Mas ela foi.  E naquela manhã desejava ter bebido apenas um drinque a menos para que não tivesse perdido nenhum detalhe, nem mesmo aqueles em que a realidade se misturava com o giro da pista de dança e das gargalhadas espontâneas que ele fazia brotar facilmente em seu rosto. Tomou um banho frio e deixou que as lembranças fossem se encaixando ao longo do dia, torcendo para que elas a levassem a um telefone, email ou página do facebook. Caso nada desse certo, a certeza da cidade pequena a fazia acreditar na possibilidade de encontrá-lo no próximo sábado, na mesma pista, talvez ao som da mesma música. Guardou as maquiagens espalhadas, tomou o remédio para as cólicas que viriam e sentou para procurar inutilmente uma boa programação na TV de domingo."

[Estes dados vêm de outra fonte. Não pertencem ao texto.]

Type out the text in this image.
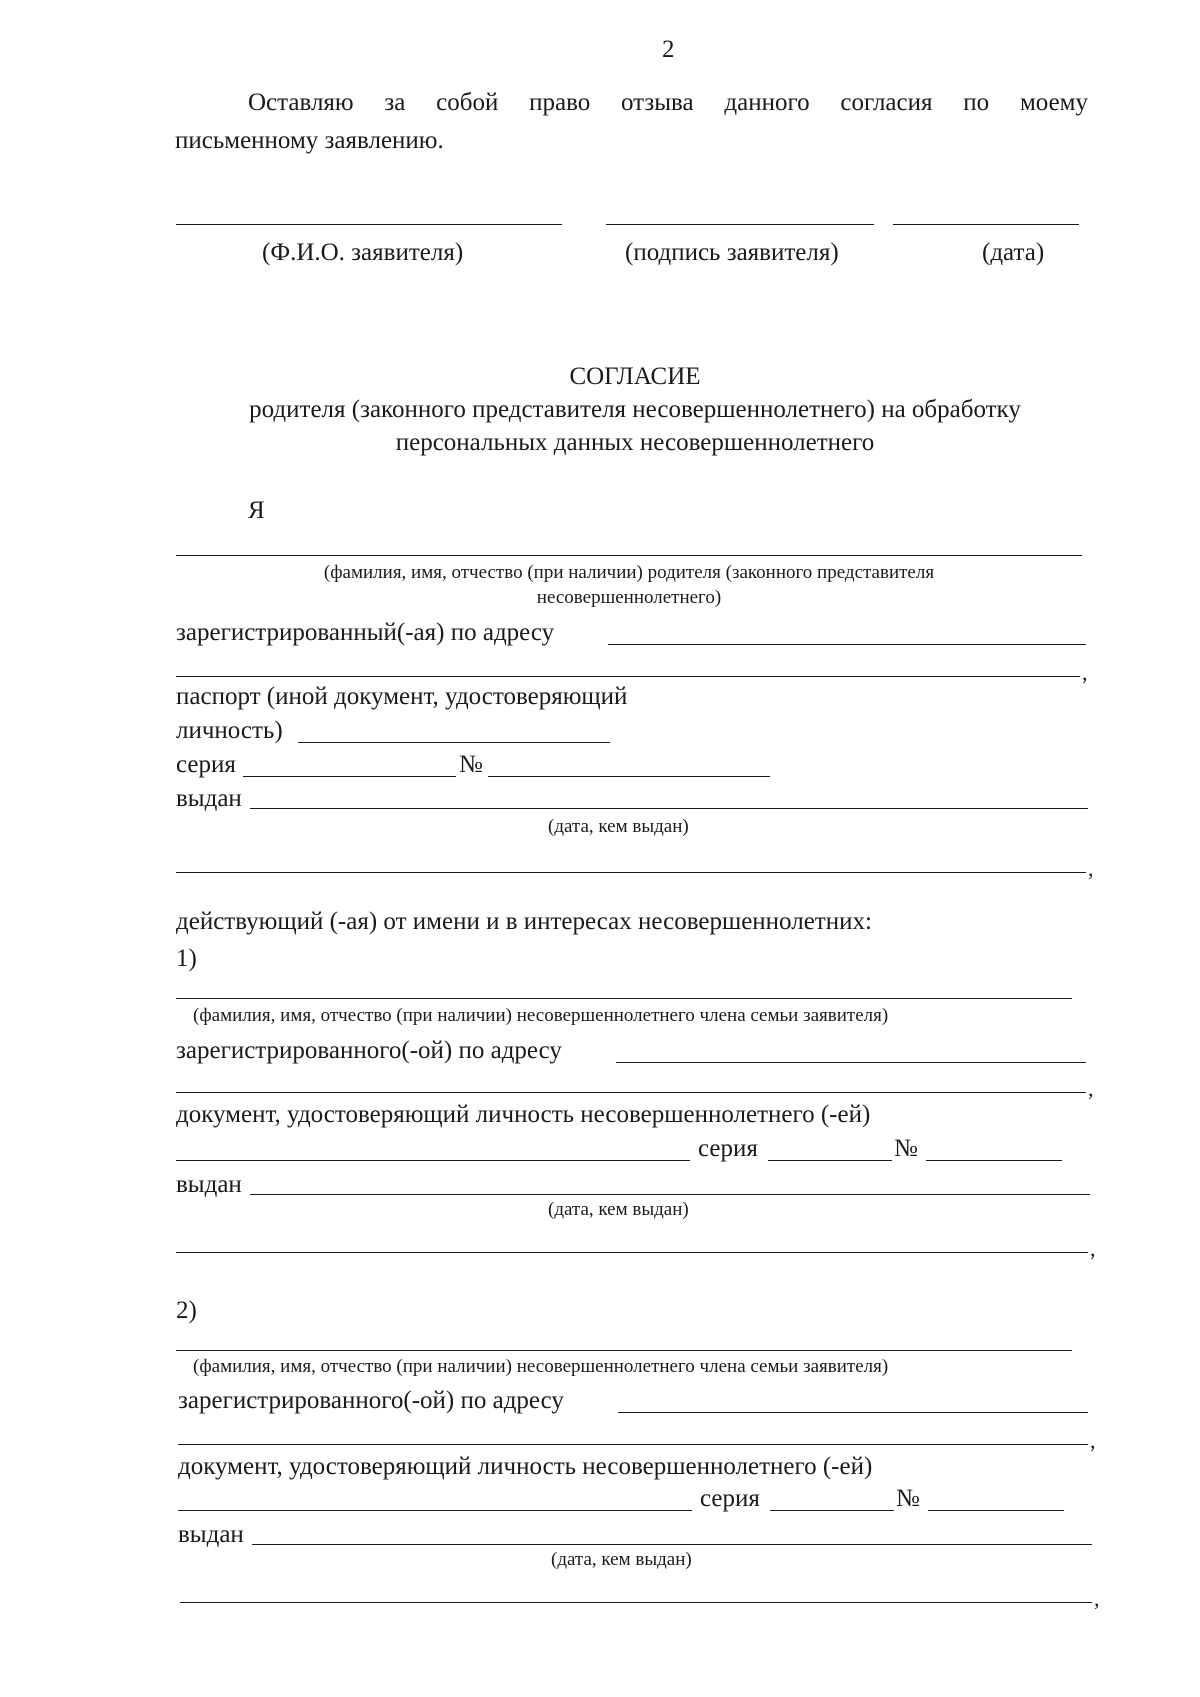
2
Оставляю за собой право отзыва данного согласия по моему
письменному заявлению.
(Ф.И.О. заявителя)	(подпись заявителя)	(дата)
СОГЛАСИЕ
родителя (законного представителя несовершеннолетнего) на обработку
персональных данных несовершеннолетнего
Я
(фамилия, имя, отчество (при наличии) родителя (законного представителя
несовершеннолетнего)
зарегистрированный(-ая) по адресу
,
паспорт (иной документ, удостоверяющий
личность)
серия	№
выдан
(дата, кем выдан)
,
действующий (-ая) от имени и в интересах несовершеннолетних:
1)
(фамилия, имя, отчество (при наличии) несовершеннолетнего члена семьи заявителя)
зарегистрированного(-ой) по адресу
,
документ, удостоверяющий личность несовершеннолетнего (-ей)
серия	№
выдан
(дата, кем выдан)
,
2)
(фамилия, имя, отчество (при наличии) несовершеннолетнего члена семьи заявителя)
зарегистрированного(-ой) по адресу
,
документ, удостоверяющий личность несовершеннолетнего (-ей)
серия	№
выдан
(дата, кем выдан)
,
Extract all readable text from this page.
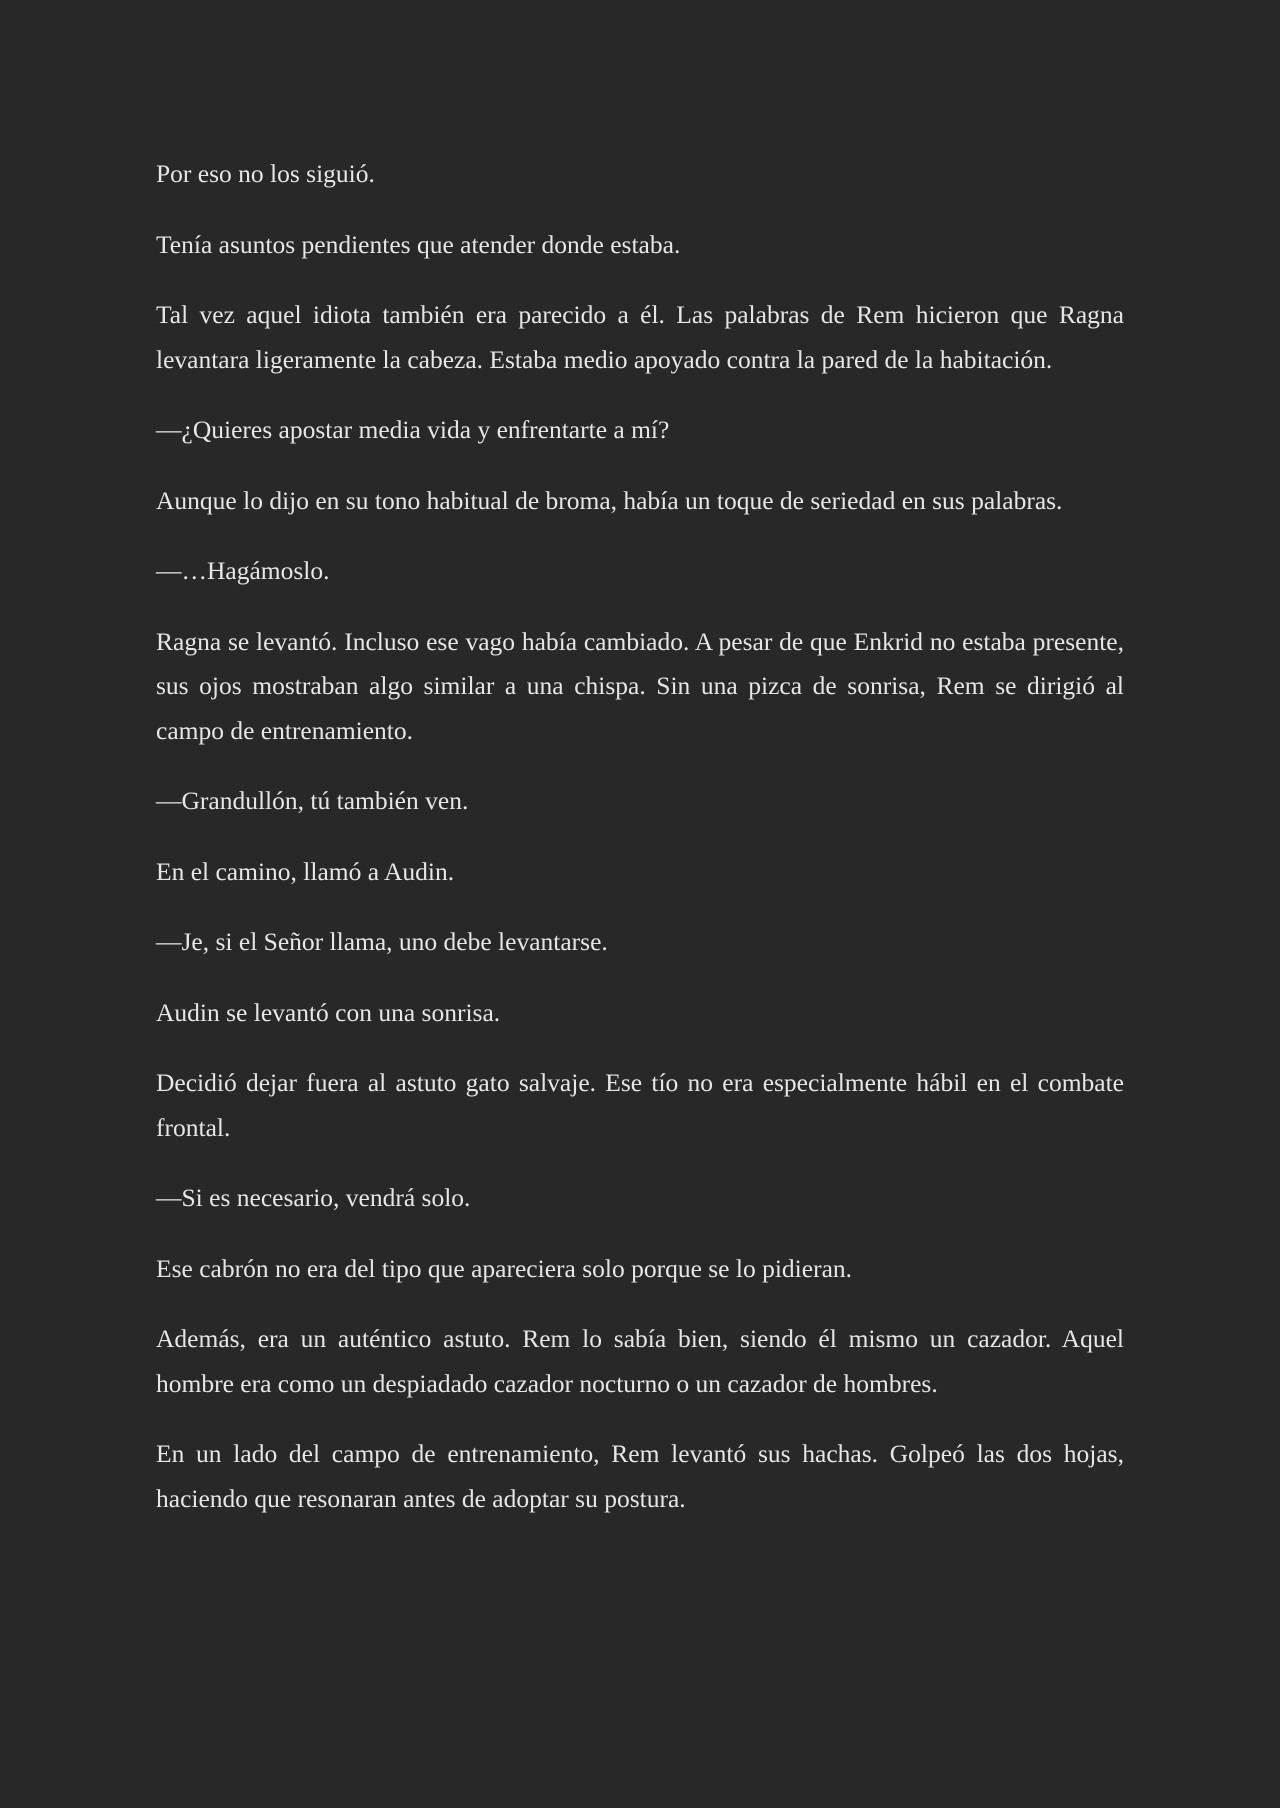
Por eso no los siguió.

Tenía asuntos pendientes que atender donde estaba.

Tal vez aquel idiota también era parecido a él. Las palabras de Rem hicieron que Ragna levantara ligeramente la cabeza. Estaba medio apoyado contra la pared de la habitación.

—¿Quieres apostar media vida y enfrentarte a mí?

Aunque lo dijo en su tono habitual de broma, había un toque de seriedad en sus palabras.

—…Hagámoslo.

Ragna se levantó. Incluso ese vago había cambiado. A pesar de que Enkrid no estaba presente, sus ojos mostraban algo similar a una chispa. Sin una pizca de sonrisa, Rem se dirigió al campo de entrenamiento.

—Grandullón, tú también ven.

En el camino, llamó a Audin.

—Je, si el Señor llama, uno debe levantarse.

Audin se levantó con una sonrisa.

Decidió dejar fuera al astuto gato salvaje. Ese tío no era especialmente hábil en el combate frontal.

—Si es necesario, vendrá solo.

Ese cabrón no era del tipo que apareciera solo porque se lo pidieran.

Además, era un auténtico astuto. Rem lo sabía bien, siendo él mismo un cazador. Aquel hombre era como un despiadado cazador nocturno o un cazador de hombres.

En un lado del campo de entrenamiento, Rem levantó sus hachas. Golpeó las dos hojas, haciendo que resonaran antes de adoptar su postura.
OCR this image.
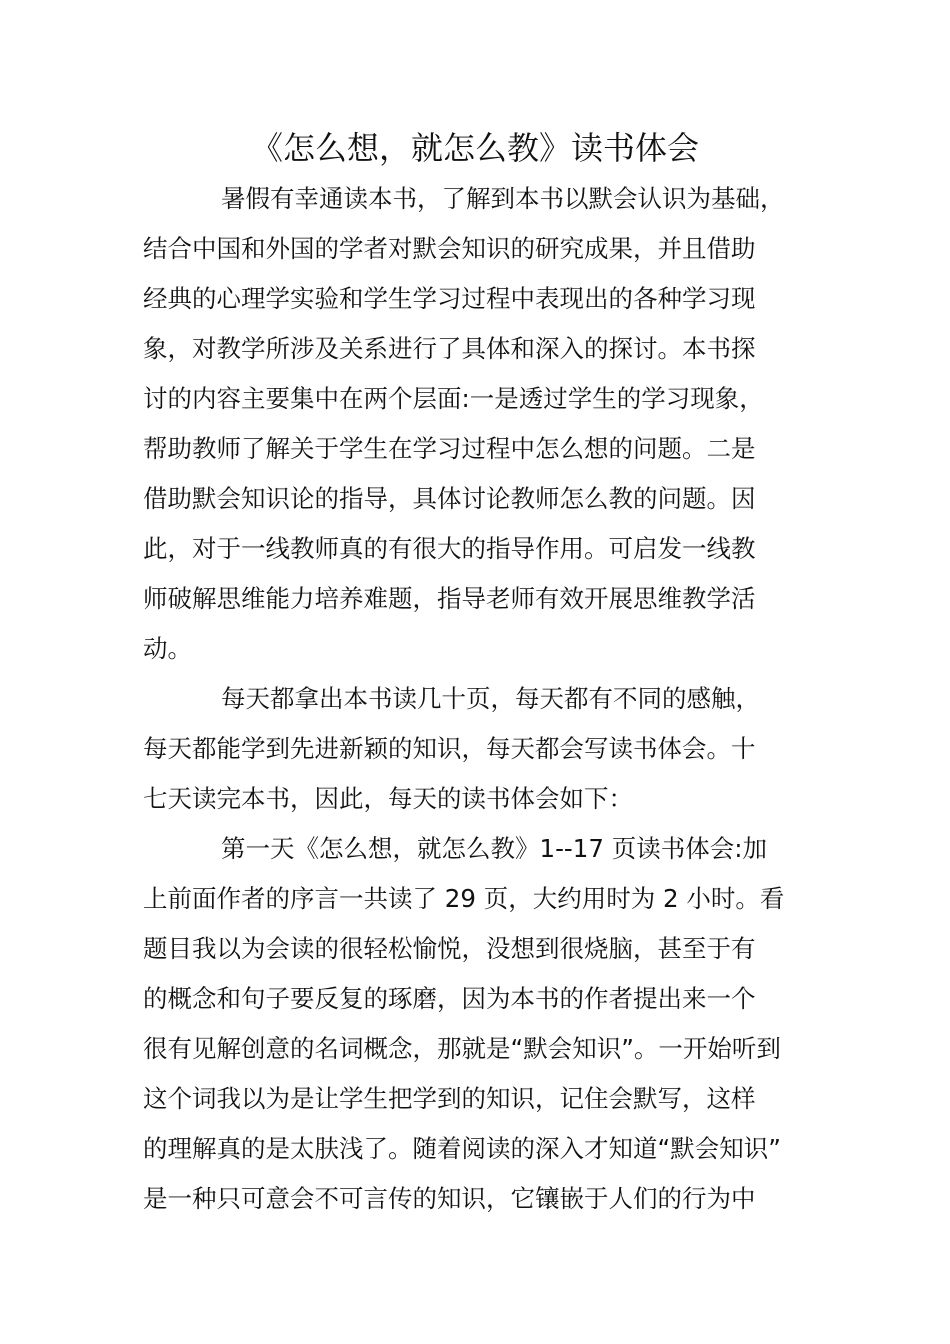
《怎么想，就怎么教》读书体会
暑假有幸通读本书，了解到本书以默会认识为基础，
结合中国和外国的学者对默会知识的研究成果，并且借助
经典的心理学实验和学生学习过程中表现出的各种学习现
象，对教学所涉及关系进行了具体和深入的探讨。本书探
讨的内容主要集中在两个层面:一是透过学生的学习现象，
帮助教师了解关于学生在学习过程中怎么想的问题。二是
借助默会知识论的指导，具体讨论教师怎么教的问题。因
此，对于一线教师真的有很大的指导作用。可启发一线教
师破解思维能力培养难题，指导老师有效开展思维教学活
动。
每天都拿出本书读几十页，每天都有不同的感触，
每天都能学到先进新颖的知识，每天都会写读书体会。十
七天读完本书，因此，每天的读书体会如下：
第一天《怎么想，就怎么教》1--17 页读书体会:加
上前面作者的序言一共读了 29 页，大约用时为 2 小时。看
题目我以为会读的很轻松愉悦，没想到很烧脑，甚至于有
的概念和句子要反复的琢磨，因为本书的作者提出来一个
很有见解创意的名词概念，那就是“默会知识”。一开始听到
这个词我以为是让学生把学到的知识，记住会默写，这样
的理解真的是太肤浅了。随着阅读的深入才知道“默会知识”
是一种只可意会不可言传的知识，它镶嵌于人们的行为中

quinta-feira, 2 de setembro de 2010

Quanto falta?


- Mãe, mas quanto falta para acabar o colégio?
- Ah, filha. Muito tempo ainda.
- Depois da primeira série, o quê que vem?
- A segunda.
- E depois?
- A terceira.
-Se a professora disse que os números são infinitos, as séries da escola também são?
- Não, filha. Um dia elas acabam sim. Mas você vai sempre estar estudando e procurando saber sempre mais...
     Lembrou-se do dia em que decidira pular tantas series da escola quantas fossem necessárias para que só lhe restasse tempo para brincar. Lembrou que correu eufórica para tentar descobrir quantas seriam as series a serem puladas. E lembrou também da resposta vaga da mãe. Com as pilhas de fotos nas mãos sentiu de novo o gosto que era só se preocupar em qual rua iria correr. Se na de baixo, de barro, onde podia riscar as marcas de barra bandeira ou na de cima, asfaltada, onde os patins corriam mais fáceis.
     Se fosse pensar de novo em quantas series faltavam para ter tempo suficiente para brincar, concluiria que faltava pouco, em relação à distante pré-escola na qual se encontrava naquele flashback. Estava agora na faculdade, aquela de que sua mãe falara que vinha depois da escola, e que não conseguira entender muito bem como funcionava. Parecia tão distante que havia desistido de se preocupar. Mas não tinha, também, parado para pensar que o tempo passaria demais, e já não poderia mais brincar com as suas bonecas preferidas. Não pensou que o tempo seria tanto que elas estariam velhas, talvez nas mãos de outras crianças, talvez esquecidas pelas caixas de mudança.
     O problema não seria ela própria estar crescida, não, isso era o de menos. O problema seria uns coleguinhas de rua morando em outra cidade, outros com filhos no colo. Ela brincaria, se não tivesse que procurar um emprego, comprar um carro, financiar um apartamento e planejar seu casamento. A escola até chegaria ao fim um dia, ao contrario do que sua mãe não soubera definir. Um dia ela não precisaria mais dizer presente na sala de aula ou fazer a avaliação final. Mas nesse dia, mesmo sem escola pra bater o sinal as sete da manha, ela não poderia mais brincar, não como brincara no tempo em que ia à escola.